Review Summary: Struggle is raw, uncouth, and sees Nonpoint in its development stage, but is nonetheless a decent nu metal album.
Nonpoint was on Struggle
Elias Soriano -vocals
Andrew Goldman -guitar
Kenneth "KB" Charman -bass
Robb Rivera -drums
Many people know Nonpoint by their "Recoil" and "To The Pain" albums, which were great nu metal records. Not many have heard (of) Nonpoint's first major label release (I use the term major label here, because Nonpoint actually issued Struggle two years prior to its 1999 release, in 1997, independently and under the name Separate Yourself), though, which is titled "Struggle" and has gone kind of missing in the nu metal history. Struggle works as a great comparison point to Nonpoint's later efforts because of how different it is in feel and sound, and exhibits the progression that Nonpoint have done during the years. Still, that doesn't make Struggle a bad album by default.
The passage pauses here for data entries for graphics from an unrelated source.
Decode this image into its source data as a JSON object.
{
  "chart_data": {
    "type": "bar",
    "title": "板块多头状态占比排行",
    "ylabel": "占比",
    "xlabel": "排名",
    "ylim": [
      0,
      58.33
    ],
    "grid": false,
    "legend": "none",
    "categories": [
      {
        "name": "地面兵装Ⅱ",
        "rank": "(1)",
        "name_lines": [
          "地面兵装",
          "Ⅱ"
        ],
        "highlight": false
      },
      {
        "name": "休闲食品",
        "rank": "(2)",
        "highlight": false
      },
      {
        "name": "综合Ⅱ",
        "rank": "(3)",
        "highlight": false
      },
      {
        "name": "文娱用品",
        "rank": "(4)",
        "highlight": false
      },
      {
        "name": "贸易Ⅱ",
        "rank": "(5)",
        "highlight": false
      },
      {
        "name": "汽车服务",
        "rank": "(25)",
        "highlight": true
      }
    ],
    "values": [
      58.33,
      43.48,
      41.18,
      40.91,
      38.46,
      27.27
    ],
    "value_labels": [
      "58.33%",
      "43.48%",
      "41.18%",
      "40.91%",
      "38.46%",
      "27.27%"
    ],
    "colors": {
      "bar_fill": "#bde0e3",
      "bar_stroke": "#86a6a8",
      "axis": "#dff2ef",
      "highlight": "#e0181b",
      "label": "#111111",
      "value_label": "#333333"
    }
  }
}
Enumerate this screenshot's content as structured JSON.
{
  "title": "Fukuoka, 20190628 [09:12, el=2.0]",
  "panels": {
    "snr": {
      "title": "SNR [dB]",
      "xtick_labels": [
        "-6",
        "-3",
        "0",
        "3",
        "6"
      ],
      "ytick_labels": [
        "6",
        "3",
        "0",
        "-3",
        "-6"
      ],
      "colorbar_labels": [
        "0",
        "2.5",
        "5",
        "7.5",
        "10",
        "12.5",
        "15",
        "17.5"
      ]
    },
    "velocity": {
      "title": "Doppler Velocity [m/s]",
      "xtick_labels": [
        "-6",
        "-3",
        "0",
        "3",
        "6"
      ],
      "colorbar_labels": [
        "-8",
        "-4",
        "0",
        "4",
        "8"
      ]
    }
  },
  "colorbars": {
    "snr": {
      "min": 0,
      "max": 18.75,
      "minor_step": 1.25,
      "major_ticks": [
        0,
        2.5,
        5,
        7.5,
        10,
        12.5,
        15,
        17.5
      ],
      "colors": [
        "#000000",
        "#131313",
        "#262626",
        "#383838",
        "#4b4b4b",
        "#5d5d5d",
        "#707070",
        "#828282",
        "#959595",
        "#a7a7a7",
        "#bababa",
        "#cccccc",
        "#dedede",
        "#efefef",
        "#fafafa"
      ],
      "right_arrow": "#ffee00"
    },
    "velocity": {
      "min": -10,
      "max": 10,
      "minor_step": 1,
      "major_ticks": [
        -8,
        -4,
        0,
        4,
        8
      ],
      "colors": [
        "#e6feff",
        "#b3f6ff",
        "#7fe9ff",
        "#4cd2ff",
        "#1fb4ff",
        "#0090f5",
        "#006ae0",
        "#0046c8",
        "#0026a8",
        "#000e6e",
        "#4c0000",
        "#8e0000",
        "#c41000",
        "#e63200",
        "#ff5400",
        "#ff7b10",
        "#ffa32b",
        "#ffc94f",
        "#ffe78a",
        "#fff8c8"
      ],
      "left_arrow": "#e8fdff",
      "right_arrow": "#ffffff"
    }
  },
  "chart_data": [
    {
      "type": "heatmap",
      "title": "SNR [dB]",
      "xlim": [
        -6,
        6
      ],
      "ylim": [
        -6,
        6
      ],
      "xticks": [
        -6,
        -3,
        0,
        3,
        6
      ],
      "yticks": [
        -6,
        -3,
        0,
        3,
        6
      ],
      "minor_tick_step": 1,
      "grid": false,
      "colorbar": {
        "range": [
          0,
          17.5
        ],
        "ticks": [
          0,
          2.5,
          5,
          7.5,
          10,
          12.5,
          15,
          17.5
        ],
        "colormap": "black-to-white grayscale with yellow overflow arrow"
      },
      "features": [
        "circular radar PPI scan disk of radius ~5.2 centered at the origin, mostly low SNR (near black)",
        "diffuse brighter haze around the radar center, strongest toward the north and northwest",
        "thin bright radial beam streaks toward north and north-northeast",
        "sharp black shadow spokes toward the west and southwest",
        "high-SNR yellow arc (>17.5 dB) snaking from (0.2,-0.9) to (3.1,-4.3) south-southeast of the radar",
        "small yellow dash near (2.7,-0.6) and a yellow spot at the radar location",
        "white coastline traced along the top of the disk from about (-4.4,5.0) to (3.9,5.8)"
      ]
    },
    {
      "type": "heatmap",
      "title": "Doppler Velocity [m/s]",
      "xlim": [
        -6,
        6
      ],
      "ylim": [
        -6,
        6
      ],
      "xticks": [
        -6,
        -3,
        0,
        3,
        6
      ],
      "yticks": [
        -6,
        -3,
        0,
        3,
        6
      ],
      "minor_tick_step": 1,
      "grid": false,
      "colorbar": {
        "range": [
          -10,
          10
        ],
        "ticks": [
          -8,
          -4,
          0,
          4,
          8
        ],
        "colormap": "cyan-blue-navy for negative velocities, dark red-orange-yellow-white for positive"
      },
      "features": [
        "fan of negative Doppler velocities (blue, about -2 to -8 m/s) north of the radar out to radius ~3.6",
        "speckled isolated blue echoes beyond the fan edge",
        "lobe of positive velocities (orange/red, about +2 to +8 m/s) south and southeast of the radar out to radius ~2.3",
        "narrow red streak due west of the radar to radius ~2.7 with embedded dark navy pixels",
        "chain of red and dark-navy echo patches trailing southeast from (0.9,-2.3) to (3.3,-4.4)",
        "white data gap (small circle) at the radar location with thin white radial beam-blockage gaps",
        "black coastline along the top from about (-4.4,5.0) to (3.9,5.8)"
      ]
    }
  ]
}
Struggle, as opposed to Nonpoint's other releases, is unexpectedly bass-driven. At one point it is calm, funky and kind of flows through the song but at the other it blasts into a mighty section of aggressive downtuned riffing. The best examples of flowing are the tracks "Double Stacked" and "Gimmick" and the best examples of aggressive riffing are the tracks "Victim", "Struggle" and the end of "No Say". And the best example of those two together is the song "Hive", where in the chorus the bass is ferociously exploding in a sequence of downtuned angry riffs but at the end of the track it just silently and peacefully drifts along. In "Hive" the bass is very nicely supported by the drums which adapt to the different parts of the song and give a good background. The electric guitar isn`t heard so well in it though. Overally the bass creates the whole mood and atmosphere for the entire album and really leads the songs well. The sound that the bass and the guitar create on some of the songs, somewhat remind me of Sepultura`s "Roots" album. This kind of downtuned, aggressive, low and deep sound. Only, in my opinion, they have more variety in their riffs than Sepultura did. Because of those deep, downtuned riffs Nonpoint is sometimes even thought to be Groove metal (their earlier work: Struggle and Statement).
But what about the other instruments. Andrew Goldman also plays some good and funky riffs on his guitar. It`s just that they don`t stick out so much as the bass riffs. He has some good riffs on "No Say", "Senses", "Years" and "Two Tone", and has solid riffs everywhere else. He does a good contribution to the overall sound though. None of the songs wouldn`t be the same without him. He greatly aids the bass generally. You can really call Andrew a great team player.
The drumming is solid but nothing mindblowing. It suits the overall sound but doesn`t stand out much. And that is actually the problem with Robb Riviera. He is a good drummer, he really is, but he just doesn`t seem to have any remarkable reference points. The best examples of drumming are probably the tracks "Hive" and "Victim", and also the end of "No Say". I`m still hoping though that at least on one of Nonpoint`s future albums he will shine behind the drum kit.
There are also some good alternative items being used on Struggle. Like the good use of percussion items, such as tambourines, and occasionaly the good use of acoustic guitar. They bring this kind of little Latin spirit into some of their songs. By the way this is the only Nonpoint album where they create this Latin mood. They will drop it shortly after Struggle, and on Statement (Nonpoints second album) there is no actual trace of Latin influence. Only the little accent the vocalist has.
The vocals on this album are also good, but nothing special. Eliases screaming and singing at that time wasn´t at the level it is today but it did the job on Struggle nonetheless. Actually his singing was already pretty ok. It was just his screaming that needed to improve. The screams were quite strong but they lacked personality and therefore left quite a monotonous feel at some moments. But overally his vocals suite the album well. There are also some good backing vocals by Goldman from time to time. The best vocal performances are probably "Victim", "Struggle" and "No Say".
A lot of the songs featured on Struggle were redone on Statement. The songs were given a better and more mature sound, some of them were cut shorter, some had little lyric changes and the production quality was greatly raised. But the original versions of the tracks are interesting as hell. When compared to the remakes, some of the songs sound so different from eachother that sometimes you couldn`t even recognize them unless you would know that they are actually the same songs, just the original versions. The songs that were redone on Statement are: "Mindtrip", "Victim", "Hive", Years"and "Double Stacked". The original versions and the remakes are very fun to compare and see what kind of evolution Nonpoint has done. Especially as musicians.
Overally this is a very interesting Alternative metal album with great basswork, good riffs, solid vocals/drumming and a good overall sound, that reminds a little bit of Sepultura and early P.O.D., and stands out in the Nu/Alternative metal scene. It may not be particularly complex, neither it hasn`t the best sound quality but is still very cool and attractive.